In 2002, when Mike was 12, he lost his mother, Jane, 37, and brother, Ben, nine, in a car accident. He and his father, Adam, got minor injuries but survived.
‘As soon as I met this funny, beautiful woman, I knew she could heal me,’ reflects Mike, a businessman from Cheshire. ‘Within minutes of our first date, I knew I wanted to be with for the rest of my life.
‘I don’t even have the words to describe what has happened. It’s a joke, a horrible, incredible, unfathomable joke.’
‘I raced over to the nursery,’ says Mike. ‘When I saw Saima, my first thought was that she’d had a stroke or an allergic reaction.
‘I helped her into the car as she could barely walk straight. I talked to her as we drove to the hospital, but she wasn’t making any sense.
‘She practically collapsed in my arms as I took her into A&E. Then she started having a fit as doctors surrounded her, the most awful thing I’ve ever seen.’
‘I remember one doctor saying he thought it was encephalitis, but I shouldn’t worry,’ says Mike. ‘Saima, he said, was young and fit, and should make a full recovery. I desperately clung to that hope.’

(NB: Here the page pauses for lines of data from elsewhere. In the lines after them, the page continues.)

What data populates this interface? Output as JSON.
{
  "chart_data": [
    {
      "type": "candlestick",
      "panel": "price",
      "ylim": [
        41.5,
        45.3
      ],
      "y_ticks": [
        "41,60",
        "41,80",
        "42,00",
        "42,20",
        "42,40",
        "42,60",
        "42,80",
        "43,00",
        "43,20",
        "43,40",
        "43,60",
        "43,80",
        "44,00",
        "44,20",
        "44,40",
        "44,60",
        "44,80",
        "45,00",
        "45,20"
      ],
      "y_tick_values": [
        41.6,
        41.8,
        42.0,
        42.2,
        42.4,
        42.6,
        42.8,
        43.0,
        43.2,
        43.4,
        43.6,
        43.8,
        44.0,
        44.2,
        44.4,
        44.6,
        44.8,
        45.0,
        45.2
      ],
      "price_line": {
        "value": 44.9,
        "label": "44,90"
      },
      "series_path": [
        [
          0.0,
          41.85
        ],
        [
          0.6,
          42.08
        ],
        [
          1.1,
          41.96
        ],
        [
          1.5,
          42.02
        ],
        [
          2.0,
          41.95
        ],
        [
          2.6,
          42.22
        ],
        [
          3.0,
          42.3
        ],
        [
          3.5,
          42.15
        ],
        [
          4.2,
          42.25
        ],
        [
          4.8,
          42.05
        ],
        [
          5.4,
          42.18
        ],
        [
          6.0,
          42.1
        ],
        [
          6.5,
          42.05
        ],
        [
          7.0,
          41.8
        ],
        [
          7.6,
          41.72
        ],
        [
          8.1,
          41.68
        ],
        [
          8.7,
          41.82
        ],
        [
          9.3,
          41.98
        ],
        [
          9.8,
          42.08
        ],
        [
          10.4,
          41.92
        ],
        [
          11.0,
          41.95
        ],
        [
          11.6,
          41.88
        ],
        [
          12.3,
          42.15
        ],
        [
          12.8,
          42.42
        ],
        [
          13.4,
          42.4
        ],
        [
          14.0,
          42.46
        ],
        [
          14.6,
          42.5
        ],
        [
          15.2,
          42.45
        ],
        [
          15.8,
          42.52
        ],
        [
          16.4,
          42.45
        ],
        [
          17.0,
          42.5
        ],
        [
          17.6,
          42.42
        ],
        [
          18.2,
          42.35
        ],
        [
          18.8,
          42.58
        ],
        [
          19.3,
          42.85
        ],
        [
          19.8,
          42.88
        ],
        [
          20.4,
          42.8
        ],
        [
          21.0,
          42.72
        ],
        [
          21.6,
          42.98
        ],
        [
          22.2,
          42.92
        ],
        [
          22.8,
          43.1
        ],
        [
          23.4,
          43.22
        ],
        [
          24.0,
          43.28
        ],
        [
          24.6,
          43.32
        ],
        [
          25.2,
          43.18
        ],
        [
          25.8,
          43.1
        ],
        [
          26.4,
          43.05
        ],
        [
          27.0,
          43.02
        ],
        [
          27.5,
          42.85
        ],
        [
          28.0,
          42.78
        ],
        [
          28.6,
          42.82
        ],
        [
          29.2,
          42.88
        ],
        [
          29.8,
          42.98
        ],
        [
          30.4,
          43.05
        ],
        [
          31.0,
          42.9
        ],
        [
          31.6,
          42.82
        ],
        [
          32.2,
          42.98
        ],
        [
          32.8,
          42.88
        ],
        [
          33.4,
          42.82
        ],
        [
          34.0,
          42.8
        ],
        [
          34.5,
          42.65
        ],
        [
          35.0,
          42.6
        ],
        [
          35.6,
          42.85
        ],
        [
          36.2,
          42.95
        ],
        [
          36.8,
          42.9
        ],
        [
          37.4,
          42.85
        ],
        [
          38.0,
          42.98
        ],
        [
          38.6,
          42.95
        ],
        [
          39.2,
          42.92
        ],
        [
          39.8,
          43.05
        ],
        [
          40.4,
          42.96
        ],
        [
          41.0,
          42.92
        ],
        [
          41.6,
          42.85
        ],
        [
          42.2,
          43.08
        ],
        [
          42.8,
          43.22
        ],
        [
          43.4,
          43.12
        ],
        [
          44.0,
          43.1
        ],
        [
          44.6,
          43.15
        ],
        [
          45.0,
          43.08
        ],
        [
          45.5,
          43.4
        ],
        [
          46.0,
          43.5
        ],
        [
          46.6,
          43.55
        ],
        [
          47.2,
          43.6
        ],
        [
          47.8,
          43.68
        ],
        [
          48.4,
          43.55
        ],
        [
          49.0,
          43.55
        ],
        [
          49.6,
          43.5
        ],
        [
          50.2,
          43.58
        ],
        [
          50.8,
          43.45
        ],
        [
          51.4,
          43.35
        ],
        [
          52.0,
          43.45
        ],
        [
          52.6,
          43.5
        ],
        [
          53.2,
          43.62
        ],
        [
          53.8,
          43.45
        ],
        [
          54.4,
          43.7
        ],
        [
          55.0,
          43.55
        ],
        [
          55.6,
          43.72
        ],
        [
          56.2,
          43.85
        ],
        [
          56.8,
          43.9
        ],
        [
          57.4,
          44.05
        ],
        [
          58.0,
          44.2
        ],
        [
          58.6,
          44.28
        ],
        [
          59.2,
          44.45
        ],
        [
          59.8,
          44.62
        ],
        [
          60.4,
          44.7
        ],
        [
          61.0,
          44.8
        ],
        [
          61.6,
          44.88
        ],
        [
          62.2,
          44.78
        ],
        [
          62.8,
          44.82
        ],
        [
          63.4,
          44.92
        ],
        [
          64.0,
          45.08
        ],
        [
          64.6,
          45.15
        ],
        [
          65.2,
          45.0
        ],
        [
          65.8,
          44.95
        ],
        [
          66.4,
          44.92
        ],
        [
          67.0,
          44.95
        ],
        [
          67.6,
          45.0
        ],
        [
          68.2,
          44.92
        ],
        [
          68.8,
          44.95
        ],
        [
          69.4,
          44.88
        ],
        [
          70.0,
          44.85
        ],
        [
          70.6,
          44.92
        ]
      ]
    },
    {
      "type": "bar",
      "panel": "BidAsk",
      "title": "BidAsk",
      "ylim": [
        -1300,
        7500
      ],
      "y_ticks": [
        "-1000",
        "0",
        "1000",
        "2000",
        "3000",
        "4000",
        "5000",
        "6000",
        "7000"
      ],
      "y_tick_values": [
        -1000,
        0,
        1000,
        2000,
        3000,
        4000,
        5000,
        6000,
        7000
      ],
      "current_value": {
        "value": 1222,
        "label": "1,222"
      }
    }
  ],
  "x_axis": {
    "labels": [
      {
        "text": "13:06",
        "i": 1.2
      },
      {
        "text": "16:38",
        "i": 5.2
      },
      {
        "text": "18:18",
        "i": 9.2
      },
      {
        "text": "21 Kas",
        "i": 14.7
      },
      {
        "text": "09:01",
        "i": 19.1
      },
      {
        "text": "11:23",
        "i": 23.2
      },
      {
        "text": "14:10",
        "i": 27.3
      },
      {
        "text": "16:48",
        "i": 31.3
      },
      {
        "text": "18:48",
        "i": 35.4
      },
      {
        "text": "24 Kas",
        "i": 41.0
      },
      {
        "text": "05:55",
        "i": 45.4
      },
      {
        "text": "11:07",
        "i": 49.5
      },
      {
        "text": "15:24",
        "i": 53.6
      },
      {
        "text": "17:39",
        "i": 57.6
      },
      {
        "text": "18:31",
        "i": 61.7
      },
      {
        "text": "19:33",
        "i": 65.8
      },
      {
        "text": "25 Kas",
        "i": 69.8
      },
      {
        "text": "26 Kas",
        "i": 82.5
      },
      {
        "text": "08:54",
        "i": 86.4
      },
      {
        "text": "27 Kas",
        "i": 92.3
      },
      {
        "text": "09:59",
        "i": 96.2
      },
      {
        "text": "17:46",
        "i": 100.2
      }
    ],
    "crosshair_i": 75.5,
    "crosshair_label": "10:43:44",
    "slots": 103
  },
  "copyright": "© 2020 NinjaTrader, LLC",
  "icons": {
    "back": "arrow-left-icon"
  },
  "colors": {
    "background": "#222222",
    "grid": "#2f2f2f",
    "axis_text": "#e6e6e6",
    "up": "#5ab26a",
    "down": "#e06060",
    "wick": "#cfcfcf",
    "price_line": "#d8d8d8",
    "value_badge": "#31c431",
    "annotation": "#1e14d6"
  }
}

‘The specialist slowly explained that Saima was the most poorly person in the whole intensive care unit,’ says Mike. ‘When they said that I knew she was going to die.
‘I just sat by my wife’s bed urging her to stay alive, telling her how much I loved her.’
Saima’s heart was failing, the condition when the brain swells it pushes downwards onto the brainstem, the part which controls breathing and circulation, stopped working. Doctors told him that now she could alive only on life support machines.
‘At that moment, everything froze,’ says Mike. ‘I closed my eyes and pictured the woman that Saima had been. Our wedding, our honeymoon in Mauritius. Just our day-to-day life. ‘I’d been frantically reading about encephalitis online and saw how some people had been left brain-damaged. I knew it was time to let her go.
‘But before I did anything I rang my dad. My mom had been in Saima’s situation, on life support after the accident, and I asked him if he’d stayed in the room when they switched the machine off.
‘He said he couldn’t do it and had regretted it ever since. At that point, I went back into the room, kissed my wife gently on the head, held her and told her I would make her proud. Then the machine fell silent and she slipped away.
‘It was only about a week since she had fallen ill. I’d had no time to process what was going on. My pain was so intense; I was even too numb to cry.’ Hundreds of mourners attended Saima’s funeral and she was buried in her wedding dress.
‘Saima always said she wanted to wear it again one day,’ reflects Mike, with sadness. ‘So that’s what she did. And I asked all the ushers from our wedding to walk her coffin to her grave.’
Mike, decided to do something about this to raise awareness.
On April 24 and 26 next year, he will take a three-day ride, he decided to cycle more than 200 miles from his wedding venue to London’s Buckingham Palace. 30 other riders will join him, friends, family and many people who knew Saima and want to help promote her legacy.
‘For example, the measles virus is a major cause of brain infection, and this is why it is so tragic that people are not getting vaccinated. Encephalitis can also be caused by some mosquito-borne viruses, in Asia, Japanese encephalitis causes about 70,000 cases a year. Again this is preventable with vaccination.’
‘My wife, my mom and my little brother were the most unbelievable people. I don’t know anyone who didn’t adore them.
‘I need people to know how dangerous encephalitis is and how vital it is to get to the hospital if something is wrong.
‘To help other people is the best way to remember those I have loved so much and who I miss so badly.’